The documents, purportedly the first of two installments, are suggestive, but fall short of the kind of smoking gun delivered by Wikileaks releases like “Collateral Murder,” which showed aerial video of a U.S. gunship attack on civilians in Iraq, or the Cablegate memos themselves. The brief exchanges between Balboa staff and management mostly concern a request to remove tracking numbers for scanned document images within an internal system, dubbed “Rembrandt.” Those documents purportedly relate to improper foreclosure notices sent to Bank of America. By removing the tracking numbers, Balboa was severing the connection between the troubled loan and correspondence from the mortgage holder, making it harder to connect the correspondence to the loan file. Also included are exchanges between Anonymous and the source of the leak, a former Balboa employee.
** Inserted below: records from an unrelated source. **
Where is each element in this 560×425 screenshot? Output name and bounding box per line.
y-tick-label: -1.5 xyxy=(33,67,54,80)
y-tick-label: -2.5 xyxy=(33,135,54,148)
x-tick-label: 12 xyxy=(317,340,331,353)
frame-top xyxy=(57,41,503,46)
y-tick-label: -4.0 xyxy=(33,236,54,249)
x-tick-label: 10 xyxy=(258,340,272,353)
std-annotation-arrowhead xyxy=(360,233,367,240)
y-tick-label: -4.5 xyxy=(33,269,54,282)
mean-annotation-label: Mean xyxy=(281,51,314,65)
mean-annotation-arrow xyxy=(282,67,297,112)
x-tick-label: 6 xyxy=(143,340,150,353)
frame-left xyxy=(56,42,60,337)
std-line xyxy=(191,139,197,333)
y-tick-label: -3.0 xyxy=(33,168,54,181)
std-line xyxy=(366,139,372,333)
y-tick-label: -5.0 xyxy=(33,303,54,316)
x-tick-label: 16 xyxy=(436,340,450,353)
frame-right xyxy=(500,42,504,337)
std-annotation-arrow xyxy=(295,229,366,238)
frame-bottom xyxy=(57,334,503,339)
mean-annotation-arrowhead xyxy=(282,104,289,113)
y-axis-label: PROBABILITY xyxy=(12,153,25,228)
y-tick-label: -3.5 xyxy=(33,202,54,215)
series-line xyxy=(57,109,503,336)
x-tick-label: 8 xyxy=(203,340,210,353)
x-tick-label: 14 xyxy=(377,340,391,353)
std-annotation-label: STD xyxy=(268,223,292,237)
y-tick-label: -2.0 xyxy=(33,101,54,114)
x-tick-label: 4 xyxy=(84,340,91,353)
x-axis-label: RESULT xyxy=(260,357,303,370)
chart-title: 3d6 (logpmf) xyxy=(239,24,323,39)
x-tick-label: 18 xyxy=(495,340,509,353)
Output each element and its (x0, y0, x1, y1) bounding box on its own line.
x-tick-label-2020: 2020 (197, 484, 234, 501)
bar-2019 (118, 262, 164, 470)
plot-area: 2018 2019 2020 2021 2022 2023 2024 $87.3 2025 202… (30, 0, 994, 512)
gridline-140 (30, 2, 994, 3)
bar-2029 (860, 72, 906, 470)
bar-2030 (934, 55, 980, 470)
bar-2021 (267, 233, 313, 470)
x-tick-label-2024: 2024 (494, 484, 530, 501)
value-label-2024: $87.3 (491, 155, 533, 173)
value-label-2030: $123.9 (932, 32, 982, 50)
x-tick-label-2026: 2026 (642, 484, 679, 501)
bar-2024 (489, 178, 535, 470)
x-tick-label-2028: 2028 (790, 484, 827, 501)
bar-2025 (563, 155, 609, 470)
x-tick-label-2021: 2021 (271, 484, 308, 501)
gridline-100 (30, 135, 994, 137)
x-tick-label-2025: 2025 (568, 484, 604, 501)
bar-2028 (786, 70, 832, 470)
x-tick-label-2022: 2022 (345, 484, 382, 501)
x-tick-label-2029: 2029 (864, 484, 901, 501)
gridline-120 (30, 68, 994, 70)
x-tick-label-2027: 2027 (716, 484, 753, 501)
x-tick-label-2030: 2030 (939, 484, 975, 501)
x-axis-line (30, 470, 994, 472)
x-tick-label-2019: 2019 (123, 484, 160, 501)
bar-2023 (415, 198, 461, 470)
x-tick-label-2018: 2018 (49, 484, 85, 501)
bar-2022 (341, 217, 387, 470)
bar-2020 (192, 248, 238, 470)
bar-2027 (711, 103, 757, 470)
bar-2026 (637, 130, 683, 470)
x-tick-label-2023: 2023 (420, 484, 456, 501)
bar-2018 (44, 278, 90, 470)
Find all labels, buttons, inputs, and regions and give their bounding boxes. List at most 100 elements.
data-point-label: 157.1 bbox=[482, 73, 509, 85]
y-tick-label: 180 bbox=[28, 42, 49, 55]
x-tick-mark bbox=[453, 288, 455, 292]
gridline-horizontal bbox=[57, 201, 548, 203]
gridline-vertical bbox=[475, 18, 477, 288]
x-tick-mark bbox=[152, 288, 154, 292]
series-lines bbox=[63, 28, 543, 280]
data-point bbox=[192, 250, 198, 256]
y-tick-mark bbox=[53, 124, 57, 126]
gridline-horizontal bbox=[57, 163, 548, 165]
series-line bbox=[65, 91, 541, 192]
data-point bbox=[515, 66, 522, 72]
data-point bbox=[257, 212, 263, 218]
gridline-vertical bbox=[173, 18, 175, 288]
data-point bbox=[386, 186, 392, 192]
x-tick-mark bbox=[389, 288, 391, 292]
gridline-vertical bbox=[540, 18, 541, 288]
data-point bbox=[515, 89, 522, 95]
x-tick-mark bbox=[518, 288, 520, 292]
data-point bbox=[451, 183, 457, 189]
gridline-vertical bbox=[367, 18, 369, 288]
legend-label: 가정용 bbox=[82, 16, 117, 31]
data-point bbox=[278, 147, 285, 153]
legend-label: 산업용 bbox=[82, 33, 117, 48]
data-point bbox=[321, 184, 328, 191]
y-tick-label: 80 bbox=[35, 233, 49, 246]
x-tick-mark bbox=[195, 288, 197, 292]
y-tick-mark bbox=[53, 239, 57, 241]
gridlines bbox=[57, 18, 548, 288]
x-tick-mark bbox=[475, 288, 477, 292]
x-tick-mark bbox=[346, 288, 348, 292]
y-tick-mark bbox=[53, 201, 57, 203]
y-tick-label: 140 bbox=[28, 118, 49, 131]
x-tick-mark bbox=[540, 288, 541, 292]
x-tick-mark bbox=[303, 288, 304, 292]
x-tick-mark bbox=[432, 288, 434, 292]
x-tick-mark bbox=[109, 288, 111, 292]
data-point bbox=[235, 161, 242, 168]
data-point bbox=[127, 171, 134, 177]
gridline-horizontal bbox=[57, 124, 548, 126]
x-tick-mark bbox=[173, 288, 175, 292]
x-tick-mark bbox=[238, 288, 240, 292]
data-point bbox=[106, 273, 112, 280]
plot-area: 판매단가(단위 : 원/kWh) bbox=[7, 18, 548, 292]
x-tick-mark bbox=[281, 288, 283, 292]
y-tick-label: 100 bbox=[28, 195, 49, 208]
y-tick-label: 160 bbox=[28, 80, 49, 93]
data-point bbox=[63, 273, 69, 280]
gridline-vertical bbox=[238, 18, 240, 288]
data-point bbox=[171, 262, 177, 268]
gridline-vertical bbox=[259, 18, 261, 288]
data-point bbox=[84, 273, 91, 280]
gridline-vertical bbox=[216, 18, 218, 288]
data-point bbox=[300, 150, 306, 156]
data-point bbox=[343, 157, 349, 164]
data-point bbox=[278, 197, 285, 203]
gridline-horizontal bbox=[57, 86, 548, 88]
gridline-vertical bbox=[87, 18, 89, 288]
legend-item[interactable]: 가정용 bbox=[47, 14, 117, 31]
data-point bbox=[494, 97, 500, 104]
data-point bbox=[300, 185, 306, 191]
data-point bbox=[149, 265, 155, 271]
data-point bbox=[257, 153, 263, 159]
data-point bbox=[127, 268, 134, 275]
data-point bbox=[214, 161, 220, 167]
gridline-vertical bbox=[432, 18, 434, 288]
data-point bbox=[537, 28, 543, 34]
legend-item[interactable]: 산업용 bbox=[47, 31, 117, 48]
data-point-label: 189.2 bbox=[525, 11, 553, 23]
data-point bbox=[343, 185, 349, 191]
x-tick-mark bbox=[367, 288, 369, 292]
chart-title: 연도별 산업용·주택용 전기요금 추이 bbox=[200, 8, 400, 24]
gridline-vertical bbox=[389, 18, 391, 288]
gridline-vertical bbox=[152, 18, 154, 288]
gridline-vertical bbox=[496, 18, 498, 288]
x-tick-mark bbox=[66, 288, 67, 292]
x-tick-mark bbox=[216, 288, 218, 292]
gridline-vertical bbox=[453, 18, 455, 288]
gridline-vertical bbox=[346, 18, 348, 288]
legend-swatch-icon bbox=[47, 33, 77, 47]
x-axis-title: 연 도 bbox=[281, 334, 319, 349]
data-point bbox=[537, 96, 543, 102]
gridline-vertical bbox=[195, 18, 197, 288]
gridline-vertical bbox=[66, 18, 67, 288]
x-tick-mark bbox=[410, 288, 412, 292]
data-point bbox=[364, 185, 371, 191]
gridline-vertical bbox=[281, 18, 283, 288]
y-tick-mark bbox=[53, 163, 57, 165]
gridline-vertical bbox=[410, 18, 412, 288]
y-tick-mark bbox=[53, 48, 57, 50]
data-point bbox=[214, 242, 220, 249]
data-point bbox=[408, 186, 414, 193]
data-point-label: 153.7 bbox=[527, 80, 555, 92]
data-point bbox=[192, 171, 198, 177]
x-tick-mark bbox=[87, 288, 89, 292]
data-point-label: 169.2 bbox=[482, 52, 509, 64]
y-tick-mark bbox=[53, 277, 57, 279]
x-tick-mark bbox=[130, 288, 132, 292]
Anonymous, which had been best known for its longstanding protests against the Church of Scientology, has stepped up its activity in recent weeks, launching attacks and other online actions against government and military personnel in support of alleged Wikileak insider PFC Bradley Manning, against Web sites operated by the governments of Tunisia and Egypt in support of popular protests there, and against assets of Koch Industries, whose billionaire owners were linked to Wisconsin Governor Scott Walker’s attempts to end collective bargaining rights for public employees in that state.